The idea is that each numeral is represented by a lambda term.  The lambda term describes the arguments (f and x in this case) and the "body" in which we substitute the arguments when the are passed in.  An example of an "application" of a lambda term to an argument would be:

1 g = (λf x . f x) g => (λx . g x)

We pass in g, and replace every occurance of f in the body with g, and delete f from the list of variables.  we can continue to apply this term to another term

(λx . g x) y => g y

Which leads us to conclude that

1 g y => g y

Ok, so now that you've seen a few calculations, let us try to construct addition.  The first thing I tried to do is to construct the function +1.  Clearly, we want +1 n => (n+1).  n+1 is (λf x. f(n+1) x) which is also (λf x. f fn x).  Since n = (λf x. fn x) we need to somehow add another f.  The trick is to get the arguments to use the same symbols, and to remove the lambda abstraction.  We can do this by applying the church numeral to the symbols we want to use, in this case f and x.

(λf x. fn x) f x => fn x

So now we know how to get rid of the lambda abstraction.  Now we can add an f on the front, which will get us closer to n+1.

f (λf x. fn x) f x => f fn x

We are almost there.  Now we need to have the λf x part at the beggining so that we look like a church numeral.

(λf x. f (λf x. fn x) f x) => (λf x. f fn x) = (λf x. f(n+1) x)

Looking great so far!  Now we just need to be able to take the whole (λf x. fn x) form as an argument.  This turns out to be really easy, we just put a variable in it's place and add it to the front of the list of lambda arguments.

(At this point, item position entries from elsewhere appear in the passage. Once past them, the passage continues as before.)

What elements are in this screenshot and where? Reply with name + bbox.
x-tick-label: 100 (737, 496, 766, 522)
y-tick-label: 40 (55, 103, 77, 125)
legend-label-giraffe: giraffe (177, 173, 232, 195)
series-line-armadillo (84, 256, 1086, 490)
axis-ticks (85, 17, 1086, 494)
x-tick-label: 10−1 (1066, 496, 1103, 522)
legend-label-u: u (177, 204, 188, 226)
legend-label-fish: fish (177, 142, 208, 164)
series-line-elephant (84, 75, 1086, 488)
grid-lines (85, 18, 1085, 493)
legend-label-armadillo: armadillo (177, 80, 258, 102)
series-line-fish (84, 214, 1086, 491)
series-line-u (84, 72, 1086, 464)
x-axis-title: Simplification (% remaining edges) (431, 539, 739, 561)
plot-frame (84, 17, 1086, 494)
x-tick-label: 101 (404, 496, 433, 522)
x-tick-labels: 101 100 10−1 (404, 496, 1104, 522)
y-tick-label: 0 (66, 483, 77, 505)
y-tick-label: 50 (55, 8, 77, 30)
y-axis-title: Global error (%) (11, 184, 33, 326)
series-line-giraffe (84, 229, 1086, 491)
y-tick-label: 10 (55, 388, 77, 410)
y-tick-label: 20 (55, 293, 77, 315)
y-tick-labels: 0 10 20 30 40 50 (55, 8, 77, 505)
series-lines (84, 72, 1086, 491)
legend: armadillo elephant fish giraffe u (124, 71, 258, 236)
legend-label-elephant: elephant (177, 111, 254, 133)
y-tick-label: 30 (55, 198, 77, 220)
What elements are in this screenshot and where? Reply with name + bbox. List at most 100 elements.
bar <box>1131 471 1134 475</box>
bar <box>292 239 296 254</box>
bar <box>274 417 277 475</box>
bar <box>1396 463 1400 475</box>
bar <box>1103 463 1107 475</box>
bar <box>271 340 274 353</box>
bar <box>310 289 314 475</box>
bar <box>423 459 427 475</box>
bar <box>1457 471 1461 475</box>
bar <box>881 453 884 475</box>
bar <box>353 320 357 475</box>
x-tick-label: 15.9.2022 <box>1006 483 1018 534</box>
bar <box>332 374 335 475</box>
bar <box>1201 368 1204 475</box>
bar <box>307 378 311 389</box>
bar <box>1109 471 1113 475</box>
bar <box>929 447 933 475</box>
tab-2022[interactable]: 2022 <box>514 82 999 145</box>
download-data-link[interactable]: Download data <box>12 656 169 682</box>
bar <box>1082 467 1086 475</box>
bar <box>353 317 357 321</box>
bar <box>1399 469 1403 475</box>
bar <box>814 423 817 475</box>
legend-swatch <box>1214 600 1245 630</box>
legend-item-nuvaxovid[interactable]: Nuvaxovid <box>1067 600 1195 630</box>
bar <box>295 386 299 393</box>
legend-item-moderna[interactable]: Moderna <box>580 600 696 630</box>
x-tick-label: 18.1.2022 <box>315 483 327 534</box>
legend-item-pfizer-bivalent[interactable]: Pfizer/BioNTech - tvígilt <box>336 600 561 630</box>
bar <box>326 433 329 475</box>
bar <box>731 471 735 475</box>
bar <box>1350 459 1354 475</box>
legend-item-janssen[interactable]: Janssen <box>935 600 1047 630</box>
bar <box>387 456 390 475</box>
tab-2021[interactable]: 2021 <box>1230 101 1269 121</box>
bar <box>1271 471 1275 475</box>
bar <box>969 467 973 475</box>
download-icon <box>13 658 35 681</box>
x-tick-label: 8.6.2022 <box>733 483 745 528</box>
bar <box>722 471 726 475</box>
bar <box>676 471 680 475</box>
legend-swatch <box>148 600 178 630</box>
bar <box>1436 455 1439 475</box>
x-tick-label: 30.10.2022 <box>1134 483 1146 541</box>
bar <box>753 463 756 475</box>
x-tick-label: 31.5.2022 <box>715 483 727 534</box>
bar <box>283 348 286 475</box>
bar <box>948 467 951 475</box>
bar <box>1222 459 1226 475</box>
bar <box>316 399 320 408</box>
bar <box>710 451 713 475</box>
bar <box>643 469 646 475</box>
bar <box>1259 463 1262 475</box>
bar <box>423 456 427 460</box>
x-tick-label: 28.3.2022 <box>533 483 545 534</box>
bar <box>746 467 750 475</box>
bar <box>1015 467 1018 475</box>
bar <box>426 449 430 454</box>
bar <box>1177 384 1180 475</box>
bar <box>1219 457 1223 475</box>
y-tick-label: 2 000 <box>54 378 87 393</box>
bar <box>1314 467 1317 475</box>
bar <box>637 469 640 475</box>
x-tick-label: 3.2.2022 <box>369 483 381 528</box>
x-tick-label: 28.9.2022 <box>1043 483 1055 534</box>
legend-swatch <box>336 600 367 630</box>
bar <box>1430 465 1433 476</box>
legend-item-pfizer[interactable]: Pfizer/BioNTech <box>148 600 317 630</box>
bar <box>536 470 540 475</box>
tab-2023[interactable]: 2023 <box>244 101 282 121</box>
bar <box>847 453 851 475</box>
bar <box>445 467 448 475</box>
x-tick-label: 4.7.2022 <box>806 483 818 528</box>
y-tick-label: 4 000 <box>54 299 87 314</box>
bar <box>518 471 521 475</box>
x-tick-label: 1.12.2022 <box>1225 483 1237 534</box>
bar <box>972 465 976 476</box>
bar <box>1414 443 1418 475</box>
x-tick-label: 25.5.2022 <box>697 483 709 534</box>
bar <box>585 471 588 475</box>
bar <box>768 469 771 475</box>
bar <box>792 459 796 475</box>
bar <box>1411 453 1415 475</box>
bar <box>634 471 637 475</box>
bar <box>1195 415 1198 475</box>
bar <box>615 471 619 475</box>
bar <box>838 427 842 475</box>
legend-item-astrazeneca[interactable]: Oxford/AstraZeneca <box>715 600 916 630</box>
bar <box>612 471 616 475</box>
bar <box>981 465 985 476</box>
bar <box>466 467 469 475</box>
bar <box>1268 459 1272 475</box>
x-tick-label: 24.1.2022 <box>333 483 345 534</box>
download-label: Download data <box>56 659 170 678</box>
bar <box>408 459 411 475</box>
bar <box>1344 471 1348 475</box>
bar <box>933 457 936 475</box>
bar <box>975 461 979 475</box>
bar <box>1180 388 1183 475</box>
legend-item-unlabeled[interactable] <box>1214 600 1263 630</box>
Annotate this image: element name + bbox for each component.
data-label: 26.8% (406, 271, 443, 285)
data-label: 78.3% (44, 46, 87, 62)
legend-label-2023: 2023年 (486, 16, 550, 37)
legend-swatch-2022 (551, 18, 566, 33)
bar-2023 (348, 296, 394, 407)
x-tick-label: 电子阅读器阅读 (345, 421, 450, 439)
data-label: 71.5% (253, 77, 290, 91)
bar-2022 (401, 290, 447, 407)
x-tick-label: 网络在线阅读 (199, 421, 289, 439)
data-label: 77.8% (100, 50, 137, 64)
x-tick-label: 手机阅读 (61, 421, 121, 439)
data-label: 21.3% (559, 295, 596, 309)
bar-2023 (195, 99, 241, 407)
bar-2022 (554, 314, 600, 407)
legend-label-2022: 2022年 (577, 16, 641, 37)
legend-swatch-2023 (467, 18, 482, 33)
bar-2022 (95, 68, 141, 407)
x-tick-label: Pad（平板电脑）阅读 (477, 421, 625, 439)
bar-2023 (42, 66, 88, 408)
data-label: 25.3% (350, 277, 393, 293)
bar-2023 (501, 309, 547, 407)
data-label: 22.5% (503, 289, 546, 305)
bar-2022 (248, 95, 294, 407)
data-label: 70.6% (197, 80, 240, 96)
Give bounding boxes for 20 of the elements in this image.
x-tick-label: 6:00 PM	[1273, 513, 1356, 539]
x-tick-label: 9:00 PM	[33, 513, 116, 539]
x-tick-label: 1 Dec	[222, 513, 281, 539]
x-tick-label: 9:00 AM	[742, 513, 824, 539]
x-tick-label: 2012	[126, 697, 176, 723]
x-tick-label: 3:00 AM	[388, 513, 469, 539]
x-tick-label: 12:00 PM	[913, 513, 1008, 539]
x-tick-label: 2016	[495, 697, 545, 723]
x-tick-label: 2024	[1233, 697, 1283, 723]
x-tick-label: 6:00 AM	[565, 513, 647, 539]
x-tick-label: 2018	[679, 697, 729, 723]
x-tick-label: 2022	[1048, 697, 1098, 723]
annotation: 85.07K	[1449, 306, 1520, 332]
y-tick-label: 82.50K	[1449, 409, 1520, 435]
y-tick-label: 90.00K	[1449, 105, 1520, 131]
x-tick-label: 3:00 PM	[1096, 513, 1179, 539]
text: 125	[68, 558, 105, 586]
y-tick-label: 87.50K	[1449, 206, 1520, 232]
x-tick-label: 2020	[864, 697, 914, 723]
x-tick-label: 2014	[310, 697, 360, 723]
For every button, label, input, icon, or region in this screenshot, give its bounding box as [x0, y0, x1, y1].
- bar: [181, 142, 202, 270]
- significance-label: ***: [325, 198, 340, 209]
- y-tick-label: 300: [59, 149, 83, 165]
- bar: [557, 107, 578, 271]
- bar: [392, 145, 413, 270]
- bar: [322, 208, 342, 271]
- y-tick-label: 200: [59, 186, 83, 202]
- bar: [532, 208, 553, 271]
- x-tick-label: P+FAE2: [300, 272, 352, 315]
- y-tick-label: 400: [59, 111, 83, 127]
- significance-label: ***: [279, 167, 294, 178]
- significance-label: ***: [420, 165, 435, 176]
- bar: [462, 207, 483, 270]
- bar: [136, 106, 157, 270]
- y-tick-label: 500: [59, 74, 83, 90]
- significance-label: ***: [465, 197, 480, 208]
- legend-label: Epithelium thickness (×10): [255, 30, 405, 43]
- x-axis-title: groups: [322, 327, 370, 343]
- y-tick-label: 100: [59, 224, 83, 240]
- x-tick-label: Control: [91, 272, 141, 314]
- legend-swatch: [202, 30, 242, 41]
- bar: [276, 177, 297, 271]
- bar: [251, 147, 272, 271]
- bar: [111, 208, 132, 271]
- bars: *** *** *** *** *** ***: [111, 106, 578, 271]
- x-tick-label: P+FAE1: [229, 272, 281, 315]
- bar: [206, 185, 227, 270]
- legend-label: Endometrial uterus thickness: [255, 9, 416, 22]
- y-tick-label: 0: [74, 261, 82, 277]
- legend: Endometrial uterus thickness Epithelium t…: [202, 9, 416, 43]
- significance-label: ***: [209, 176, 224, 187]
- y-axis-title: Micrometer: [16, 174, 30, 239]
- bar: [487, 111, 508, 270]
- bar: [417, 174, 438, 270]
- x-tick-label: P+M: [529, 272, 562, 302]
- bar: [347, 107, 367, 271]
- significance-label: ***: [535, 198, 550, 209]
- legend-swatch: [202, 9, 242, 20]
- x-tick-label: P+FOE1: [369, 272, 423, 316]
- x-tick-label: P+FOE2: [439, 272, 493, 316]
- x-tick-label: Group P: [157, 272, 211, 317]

(λa f x. f a f x) (λf x . fn x) => (λf x. f (λf x. fn x) f x) => (λf x. f fn x)

This shows that (λa f x. f a f x) is the +1 function! 

+1 = (λa f x. f a f x)

Ok, so now that we have +1 can we get a function that takes an n and returns +n?  This would get us a long way towards addition.  We can call this function n->+n.

Ok, so we can guess what +n will look like easily.  It's going to look just like +1 except with n leading f's.

+n = (λa f x. fn a f x)

So we should try to figure out how to take the fn out of a church numeral, and place it there.  Well, we should apply the same trick of applying the church numeral to f and x so that we can extract the body.

(λf x . fn x) f x => fn x

ok, but really we want a to follow, based on +n, so instead of using x, let us apply the form to a.

(λf x . fn x) f a => fn a

Great!  Look how close we are. now we just need to abstract the a,f,x and place f x following it.
(λa f x. (λf x . fn x) f a f x) => (λa f x. fn a f x)

Ok, so now that we know how to take an n, and able to take the entire church numeral n as an a beta reduce it to n+1, let us abstract the n as an argument

(λb a f x. b f a f x)

Let us verify quickly that this function works.

(λb a f x. b f a f x) n =>
(λa f x. n f a f x) =>
(λa f x. (λf x. fn x) f a f x) =>
(λa f x. fn a f x)

Now, we can verify that this works on m, to obtain n+m as the +n function should:

(λa f x. fn a f x) m =>
(λf x. fn (λf x. fm x) f x) =>
(λf x. fn fm x) = (λf x. f(n+m) x) = n+m

Hooray! Not only did we find n->+n, but we have obtained the function "addition" for free.  Since, once we have the +n function we can apply it to m.  So we now have the function:

add = (λb a f x. b f a f x)

I haven't tried multiplication and exponentiation yet, but you are welcome to try!